Planetariums the world over - from India's eastern city of Bhubaneswar to New York City - set up telescopes with the solar filters needed to watch the event, while two observatories in Spain's Canary Islands planned to use the transit to recalculate the distance between the earth and sun.

A blue sky over Sydney gave about 40 people looking through telescopes at the city's observatory a clear view of the transit as it began mid-afternoon. Telescopes were set up on lawns and inside, while an image of the transit was projected onto a white screen for safe viewing.

"Venus is just marching into the sun," said Andrew Constantine, an education officer at the observatory. "It's very exciting."

But in many places clouds obscured the show, with observatories in Japan reporting rain and the transit coinciding with the cloudy monsoon season in Thailand.

It also was cloudy in Hong Kong, but that didn't stop more than 100 people, including students, senior citizens and children, queuing up at the Hong Kong Space Museum, where several telescopes were waiting.

Keith London, an amateur astronomer who lives at the foot of the Mt.
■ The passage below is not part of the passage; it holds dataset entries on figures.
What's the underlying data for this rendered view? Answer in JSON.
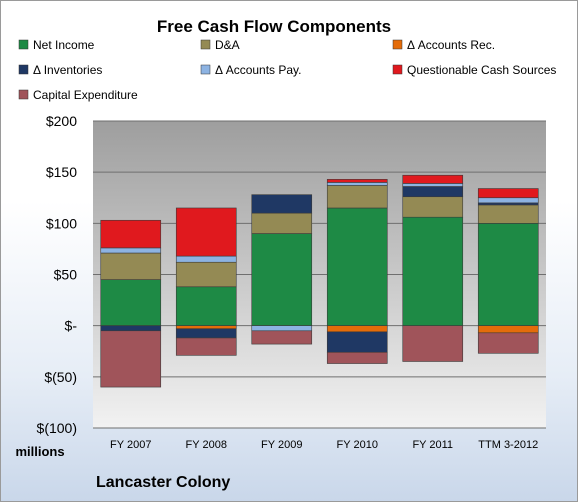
{
  "chart_data": {
    "type": "bar",
    "stacked": true,
    "title": "Free Cash Flow Components",
    "unit_label": "millions",
    "footer": "Lancaster Colony",
    "categories": [
      "FY 2007",
      "FY 2008",
      "FY 2009",
      "FY 2010",
      "FY 2011",
      "TTM 3-2012"
    ],
    "y_ticks": [
      "$200",
      "$150",
      "$100",
      "$50",
      "$-",
      "$(50)",
      "$(100)"
    ],
    "y_tick_values": [
      200,
      150,
      100,
      50,
      0,
      -50,
      -100
    ],
    "ylim": [
      -100,
      200
    ],
    "grid": true,
    "legend_position": "top",
    "series": [
      {
        "name": "Net Income",
        "color": "#1e8a45",
        "values": [
          45,
          38,
          90,
          115,
          106,
          100
        ]
      },
      {
        "name": "D&A",
        "color": "#948a54",
        "values": [
          26,
          24,
          20,
          22,
          20,
          18
        ]
      },
      {
        "name": "Δ Accounts Rec.",
        "color": "#e46c0a",
        "values": [
          0,
          -3,
          0,
          -6,
          0,
          -7
        ]
      },
      {
        "name": "Δ Inventories",
        "color": "#1f3864",
        "values": [
          -5,
          -9,
          18,
          -20,
          10,
          2
        ]
      },
      {
        "name": "Δ Accounts Pay.",
        "color": "#8db3e2",
        "values": [
          5,
          6,
          -5,
          3,
          3,
          5
        ]
      },
      {
        "name": "Questionable Cash Sources",
        "color": "#e0191e",
        "values": [
          27,
          47,
          0,
          3,
          8,
          9
        ]
      },
      {
        "name": "Capital Expenditure",
        "color": "#a0545a",
        "values": [
          -55,
          -17,
          -13,
          -11,
          -35,
          -20
        ]
      }
    ]
  }
}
Lofty Ranges in southern Australia, hosted a transit party and invited his neighbours to watch the show through his telescope thanks to a filter he had shipped from the United States specially for the event.

"We are going to have a transit party and everyone who isn't working is coming over," he said, adding he would hold off on sipping too much wine until the sun had set.

"You must never drive a telescope under the influence," he cautioned before the event started.

In Thailand, hundreds of people flocked to observatories across the country. But an overcast sky disappointed many.

Many people in predominantly Buddhist Thailand believe in astrological implications of planetary movements, especially rare ones.

"The Venus eclipsing the sun means that Venus will gain huge power, but the power will have a negative affect on finance and love," Phingyo Phongchareon, a well known astrologer, was quoted as saying in an interview with the Matichon newspaper.

In Beijing, the Ancient Observatory on the Chinese capital's east side set up a slide show to explain the phenomenon to visitors and had telescopes to watch the transit.

Transits of Venus occur twice - eight years apart - about every century, when the sun, Venus and Earth precisely line up. Past transits - the last pair were in 1874 and 1882 - helped astronomers calculate Earth's distance from the sun. This time, Tuesday's transit and one in 2012 carry little scientific significance, but they've still stirred up plenty of interest.